Overblog
Editer l'article Suivre ce blog Administration + Créer mon blog
21 juin 2020 7 21 /06 /juin /2020 05:37

 

L’Humanité, avec sa plateforme numérique l’Humanite.fr, prend l’initiative d’ouvrir ses colonnes pour repenser le monde, avec l’ambition d’être utile à chacune et chacun d’entre nous. Cette initiative aura des prolongements avec la publication d’un hors-série à la fin de l’été et l’organisation de grands débats publics permettant de poursuivre ces écrits.

Aujourd’hui : « L’État : vrai recours, grand retour », par Ian Brossat, porte-parole du PCF.

 

 

« Quoi qu’il en coûte ! » D’une phrase prononcée par Emmanuel Macron le 12 mars 2020, l’État faisait son grand retour. Les déficits ? Oubliés. L’État prendra à sa charge une grande partie des graves conséquences économiques du confinement. Les services publics exsangues ? Derrière nous. L’État providence, mis à mal méthodiquement depuis l’élection de Macron, est désormais un « bien précieux ». Ses serviteurs, les fonctionnaires, dont les conditions de travail se dégradent inlassablement, et qui étaient hier encore soit méprisés, soit matraqués ? Des héros de la nation.

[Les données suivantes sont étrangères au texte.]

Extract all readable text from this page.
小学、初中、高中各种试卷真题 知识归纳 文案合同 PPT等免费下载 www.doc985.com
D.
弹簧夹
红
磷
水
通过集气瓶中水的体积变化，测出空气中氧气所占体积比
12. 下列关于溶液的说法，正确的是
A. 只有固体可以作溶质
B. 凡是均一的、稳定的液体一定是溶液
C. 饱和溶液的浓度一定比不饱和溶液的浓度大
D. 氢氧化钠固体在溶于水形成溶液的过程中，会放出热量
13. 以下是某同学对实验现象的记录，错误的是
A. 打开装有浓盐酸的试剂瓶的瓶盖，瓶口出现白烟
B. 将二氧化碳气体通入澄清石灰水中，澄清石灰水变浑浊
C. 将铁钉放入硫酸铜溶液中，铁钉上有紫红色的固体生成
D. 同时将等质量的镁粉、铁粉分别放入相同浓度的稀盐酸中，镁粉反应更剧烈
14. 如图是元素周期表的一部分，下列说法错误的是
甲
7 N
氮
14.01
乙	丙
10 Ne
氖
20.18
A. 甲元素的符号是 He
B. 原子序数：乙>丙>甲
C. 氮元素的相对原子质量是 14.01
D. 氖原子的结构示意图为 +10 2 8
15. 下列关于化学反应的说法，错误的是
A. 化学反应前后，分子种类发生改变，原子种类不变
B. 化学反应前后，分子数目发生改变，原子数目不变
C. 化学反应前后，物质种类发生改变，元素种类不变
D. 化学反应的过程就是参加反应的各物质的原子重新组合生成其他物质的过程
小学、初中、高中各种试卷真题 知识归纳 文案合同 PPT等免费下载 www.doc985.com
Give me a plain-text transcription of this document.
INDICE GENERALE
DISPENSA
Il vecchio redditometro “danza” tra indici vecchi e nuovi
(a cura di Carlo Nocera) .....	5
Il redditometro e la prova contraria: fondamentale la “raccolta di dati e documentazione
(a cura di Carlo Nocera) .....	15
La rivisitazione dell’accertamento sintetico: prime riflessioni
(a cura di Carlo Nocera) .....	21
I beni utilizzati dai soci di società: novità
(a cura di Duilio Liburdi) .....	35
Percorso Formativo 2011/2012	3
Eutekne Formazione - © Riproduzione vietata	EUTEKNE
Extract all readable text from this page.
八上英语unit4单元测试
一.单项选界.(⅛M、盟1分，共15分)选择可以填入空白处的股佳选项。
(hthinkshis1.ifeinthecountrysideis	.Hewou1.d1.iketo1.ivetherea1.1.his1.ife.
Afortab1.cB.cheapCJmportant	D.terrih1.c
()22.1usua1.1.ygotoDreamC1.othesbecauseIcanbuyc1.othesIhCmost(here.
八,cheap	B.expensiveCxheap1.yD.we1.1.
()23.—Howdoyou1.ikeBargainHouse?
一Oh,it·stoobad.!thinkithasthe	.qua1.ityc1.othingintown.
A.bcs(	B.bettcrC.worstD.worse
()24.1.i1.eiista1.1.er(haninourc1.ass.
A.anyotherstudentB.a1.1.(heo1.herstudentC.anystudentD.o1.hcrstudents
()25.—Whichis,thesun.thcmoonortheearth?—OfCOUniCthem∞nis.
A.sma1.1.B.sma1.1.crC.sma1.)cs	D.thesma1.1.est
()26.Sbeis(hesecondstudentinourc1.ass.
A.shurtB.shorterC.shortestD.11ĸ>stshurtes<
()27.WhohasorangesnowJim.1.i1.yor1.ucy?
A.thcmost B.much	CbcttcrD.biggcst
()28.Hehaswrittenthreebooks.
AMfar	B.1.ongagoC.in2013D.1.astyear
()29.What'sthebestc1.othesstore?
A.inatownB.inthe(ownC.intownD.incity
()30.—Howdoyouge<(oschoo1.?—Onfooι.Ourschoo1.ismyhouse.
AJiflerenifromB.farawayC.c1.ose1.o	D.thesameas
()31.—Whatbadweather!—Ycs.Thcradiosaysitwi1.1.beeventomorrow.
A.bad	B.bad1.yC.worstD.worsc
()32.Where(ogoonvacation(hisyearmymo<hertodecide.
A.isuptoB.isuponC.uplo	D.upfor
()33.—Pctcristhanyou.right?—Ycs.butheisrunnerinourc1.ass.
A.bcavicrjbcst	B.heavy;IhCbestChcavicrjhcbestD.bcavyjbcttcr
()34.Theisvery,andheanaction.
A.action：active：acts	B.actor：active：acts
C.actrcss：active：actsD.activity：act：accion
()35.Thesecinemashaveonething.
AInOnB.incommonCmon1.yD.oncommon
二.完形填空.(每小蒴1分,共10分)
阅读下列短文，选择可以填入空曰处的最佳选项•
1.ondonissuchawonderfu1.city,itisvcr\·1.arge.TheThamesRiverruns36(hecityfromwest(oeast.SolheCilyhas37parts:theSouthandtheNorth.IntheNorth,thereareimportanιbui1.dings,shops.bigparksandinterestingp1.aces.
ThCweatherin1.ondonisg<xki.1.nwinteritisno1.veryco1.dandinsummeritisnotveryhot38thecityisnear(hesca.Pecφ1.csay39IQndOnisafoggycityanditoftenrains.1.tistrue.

Comme l’explique l’historien Thomas Branthôme, ce recours à l’État en temps de grave crise sanitaire s’apparente à un « appel à l’aide » de la part de citoyens sidérés par une épidémie soudaine et aux conséquences imprévisibles. Les mêmes qui, hier encore, ne juraient que par la réduction de la place de l’État, trop présent, trop lourd, trop gourmand, s’en sont fait les défenseurs : de l’État viendrait le salut sanitaire, économique et social. Mais qu’en est-il précisément, quelques semaines plus tard ?

Une fois de plus, le décalage entre le discours présidentiel et les faits est cruel. Nous pourrions nous en étonner si cette distorsion ne constituait pas un mode de gouvernement systématique de l’ère Macron. Nous pourrions nous en amuser si les conséquences n’étaient pas dramatiques.

« Nous attendions un État stratège, à même de construire une réponse économique et industrielle, en se saisissant des prérogatives qui sont pourtant les siennes et des outils existants. »

Car si les Français ont appelé au secours l’État, un autre sentiment a rapidement prédominé : la honte. La honte de constater que, dans la sixième puissance mondiale, la réponse gouvernementale n’a pas été à la hauteur. Nous attendions un État fort, capable d’organiser la riposte sanitaire et de mettre à disposition de chacun l’équipement nécessaire, et avant tout des personnels soignants. Nous attendions un État stratège, à même de construire une réponse économique et industrielle, en se saisissant des prérogatives qui sont pourtant les siennes et des outils existants, tels que les réquisitions d’usines ou les nationalisations d’entreprises. Il n’en a rien été. La pénurie de masques a frappé partout les soignants et les travailleurs clés, n’en déplaise au chef de l’État. La réponse industrielle de la France a été minimaliste, faute de volonté politique. Enfin, aux engagements se sont substitués des promesses et des renoncements. Face aux défaillances successives, les Françaises et les Français ont opté, contraints, pour la débrouille généralisée, pour le meilleur – les élans d’entraide et de solidarité – et souvent pour le pire.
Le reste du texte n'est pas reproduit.